– Еще какой, – ответил Я. уверенно и продолжил. – Когда я вижу, как страстно и преданно припадают порой наши соплеменники и соплеменницы в Российской Империи к национальным, культурным или религиозным основам русской жизни, я вспоминаю письмо Куприна. Истеричную любовь евреев к русской интеллигенции Жаботинский назвал презренной любовью свинопаса к царевне. Что этот еврейский христианский и русский порыв? Не знаю. Кажется мне иногда – это вновь обнажается еврейская попка...
Я. помолчал и затем добавил:
– Перед тем, как опуститься в осоку.
Баронесса посмотрела на Я., в этом сравнении было что-то для нее знакомо-непонятное.
– Что это за осока? – спросила она, когда они остались вдвоем.
– А помнишь, ты рассказывала мне, что однажды в детстве ты присела в траве и порезалась осокой?
Баронесса удивленно рассмеялась.
– И ты это запомнил? – будто она не знает, как цепко хранит его память все, что связано с ней.
ДЕНЬ ГОВНОЧИСТА
Было бы странно, если бы столь амбициозный Кнессет Зеленого Дивана не внес свою лепту в государственный ритуал и национальную символику, например, не учредил бы в стране своего праздника. Но Кнессет отличается скромностью. Он готов ограничиться старым праздником, вдохнув в него новое содержание. Собственно, и содержание может остаться старым. Угол зрения должен быть новым. И потому Кнессет Зеленого Дивана предлагает возродить праздник 1 Мая под именем “ДЕНЬ ГОВНОЧИСТА”. Конечно, это должен быть день свободного говночиста, говночиста-буржуа, говночиста-аристократа.

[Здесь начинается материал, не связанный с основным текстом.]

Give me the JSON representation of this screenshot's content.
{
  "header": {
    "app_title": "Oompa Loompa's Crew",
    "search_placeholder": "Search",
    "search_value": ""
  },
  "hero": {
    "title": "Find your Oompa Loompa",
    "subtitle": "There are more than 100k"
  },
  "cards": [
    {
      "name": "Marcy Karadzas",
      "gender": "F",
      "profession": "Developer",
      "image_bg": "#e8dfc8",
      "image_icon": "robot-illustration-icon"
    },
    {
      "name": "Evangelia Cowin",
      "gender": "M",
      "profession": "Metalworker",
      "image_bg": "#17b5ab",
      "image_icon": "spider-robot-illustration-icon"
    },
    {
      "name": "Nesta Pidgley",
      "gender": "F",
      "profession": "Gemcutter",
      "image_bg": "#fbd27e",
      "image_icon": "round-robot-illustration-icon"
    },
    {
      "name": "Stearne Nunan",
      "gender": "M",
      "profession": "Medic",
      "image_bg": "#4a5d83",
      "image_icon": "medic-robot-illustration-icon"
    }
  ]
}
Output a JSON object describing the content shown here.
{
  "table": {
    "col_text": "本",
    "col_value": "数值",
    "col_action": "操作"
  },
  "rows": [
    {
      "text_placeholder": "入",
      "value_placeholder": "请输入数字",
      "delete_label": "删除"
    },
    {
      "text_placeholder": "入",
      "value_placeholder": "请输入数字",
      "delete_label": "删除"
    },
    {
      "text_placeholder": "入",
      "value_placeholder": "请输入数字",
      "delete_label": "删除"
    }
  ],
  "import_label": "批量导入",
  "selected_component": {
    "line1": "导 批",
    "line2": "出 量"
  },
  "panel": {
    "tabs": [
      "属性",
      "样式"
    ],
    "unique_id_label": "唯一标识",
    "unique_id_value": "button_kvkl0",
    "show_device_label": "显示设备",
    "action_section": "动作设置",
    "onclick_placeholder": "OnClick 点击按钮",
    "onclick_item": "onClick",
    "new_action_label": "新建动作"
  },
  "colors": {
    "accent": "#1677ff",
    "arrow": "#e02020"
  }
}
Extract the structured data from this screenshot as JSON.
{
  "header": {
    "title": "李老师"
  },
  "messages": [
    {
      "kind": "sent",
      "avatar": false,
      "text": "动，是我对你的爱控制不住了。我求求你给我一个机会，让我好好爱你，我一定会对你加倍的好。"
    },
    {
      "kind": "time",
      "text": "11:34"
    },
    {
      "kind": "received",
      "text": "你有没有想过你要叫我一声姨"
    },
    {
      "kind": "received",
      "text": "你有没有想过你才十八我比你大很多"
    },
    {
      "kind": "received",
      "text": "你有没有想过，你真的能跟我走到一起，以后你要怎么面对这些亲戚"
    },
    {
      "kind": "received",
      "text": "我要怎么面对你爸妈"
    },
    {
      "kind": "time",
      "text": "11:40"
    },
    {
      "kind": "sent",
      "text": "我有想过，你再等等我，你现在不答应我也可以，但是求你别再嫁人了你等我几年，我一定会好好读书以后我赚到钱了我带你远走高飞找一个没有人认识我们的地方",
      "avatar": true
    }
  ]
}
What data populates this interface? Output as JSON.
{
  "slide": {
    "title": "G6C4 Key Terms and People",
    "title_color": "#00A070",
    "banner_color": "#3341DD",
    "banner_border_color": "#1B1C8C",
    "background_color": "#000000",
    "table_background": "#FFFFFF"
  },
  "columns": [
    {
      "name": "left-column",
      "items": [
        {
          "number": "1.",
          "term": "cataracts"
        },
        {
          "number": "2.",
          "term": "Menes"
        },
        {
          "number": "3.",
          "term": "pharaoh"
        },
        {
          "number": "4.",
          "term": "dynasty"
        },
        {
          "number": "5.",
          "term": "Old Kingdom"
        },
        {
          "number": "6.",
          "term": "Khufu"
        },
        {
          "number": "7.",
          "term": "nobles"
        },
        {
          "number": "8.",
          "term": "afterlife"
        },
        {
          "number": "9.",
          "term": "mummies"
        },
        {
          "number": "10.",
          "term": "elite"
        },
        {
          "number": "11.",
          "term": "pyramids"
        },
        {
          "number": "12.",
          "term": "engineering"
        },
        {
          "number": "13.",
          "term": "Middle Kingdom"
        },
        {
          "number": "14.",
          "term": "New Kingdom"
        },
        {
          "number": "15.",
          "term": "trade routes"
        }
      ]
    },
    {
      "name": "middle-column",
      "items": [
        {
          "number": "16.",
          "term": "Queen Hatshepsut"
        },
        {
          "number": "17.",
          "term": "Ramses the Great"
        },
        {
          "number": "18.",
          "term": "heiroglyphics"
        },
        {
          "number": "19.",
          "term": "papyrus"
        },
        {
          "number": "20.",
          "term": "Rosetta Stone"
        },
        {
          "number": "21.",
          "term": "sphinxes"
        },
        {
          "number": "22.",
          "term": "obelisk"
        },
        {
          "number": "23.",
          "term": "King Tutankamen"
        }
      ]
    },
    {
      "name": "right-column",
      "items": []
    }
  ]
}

Не всегда мы осознаем, утверждает коллективное сознание Кнессета, какое громадное значение имеет в нашей жизни говно. Особенно – говно в качестве символа. Баронессу, например, очень тронуло имевшее широкое хождение среди репатриантов высказывание, гласящее, что всякий прибывший на историческую родину в Еврейское Государство обречен съесть в нем свою собственную бочку говна. Это выражение представляется Баронессе лексически, стилистически и по своей сущности более точным, чем высокопарное и чужое “испить чашу”. По мере того, как опустошалась ее личная и их общая с Я. бочка, она все чаще и все с большей жалостью смотрела на вновь прибывающих репатриантов, искренне и горячо сочувствуя им. Говно как символ присутствовало и в анекдоте, который с наслаждением рассказывали друг другу новые граждане Еврейского Государства на первых этапах вживания, когда их затянувшаяся, казалось им, неустроенность, горечь потери статуса, – требовали хоть какой-нибудь компенсации, какого-нибудь героически-отрицающего жеста. Евреи, разбросанные по миру, – удобрение, утверждал анекдот, – собранные вместе – просто куча говна. О том, что многие коренные обитатели тех мест, где евреи будто бы удобрение, не всегда согласились бы с этим анекдотом и громогласно заявили бы, что они и там – говно, об этом они предпочитали не упоминать. От этого предположения их уберегала защитная реакция человеческой психики. И все же что-то новое, неизведанное было в этом анекдоте. Ну не стали бы они смеяться над ним в Российской Империи, или смеялись бы, но не так. Странный, неожиданный привкус был у этой жалкой, в общем-то, шутки – привкус обретаемой гордости, что ли?
УДЕРЖАТЬСЯ
Наконец, в поисках работы – успех. Зарплата почти минимальная, работа не инженерная, но наконец-то Я. почувствует снова запах канифоли, увидит, как расплавится и заблестит олово на жале паяльника. Впереди месяц, насыщенный праздниками, нет смысла начинать сейчас, приходи через четыре недели, говорят ему. Он просит материалы по новой работе и усаживается за них. При подготовке к отъезду все время было отдано ивриту, теперь очевидно, что нужно подтягивать английский, в котором практически не было нужды в Российской Империи. После окончания праздников, аккуратно одетый, нагруженный справочниками, которые могут понадобиться, торжественно провожаемый женой, он отправляется на свое первое место работы. С теми же справочниками, но несколько уставший от пешеходного перехода, он возвращается домой через два часа – из-за начавшейся в эти дни войны в Югославии отменены заказы, под которые он был приглашен на работу. Мы очень сожалеем, сказали ему.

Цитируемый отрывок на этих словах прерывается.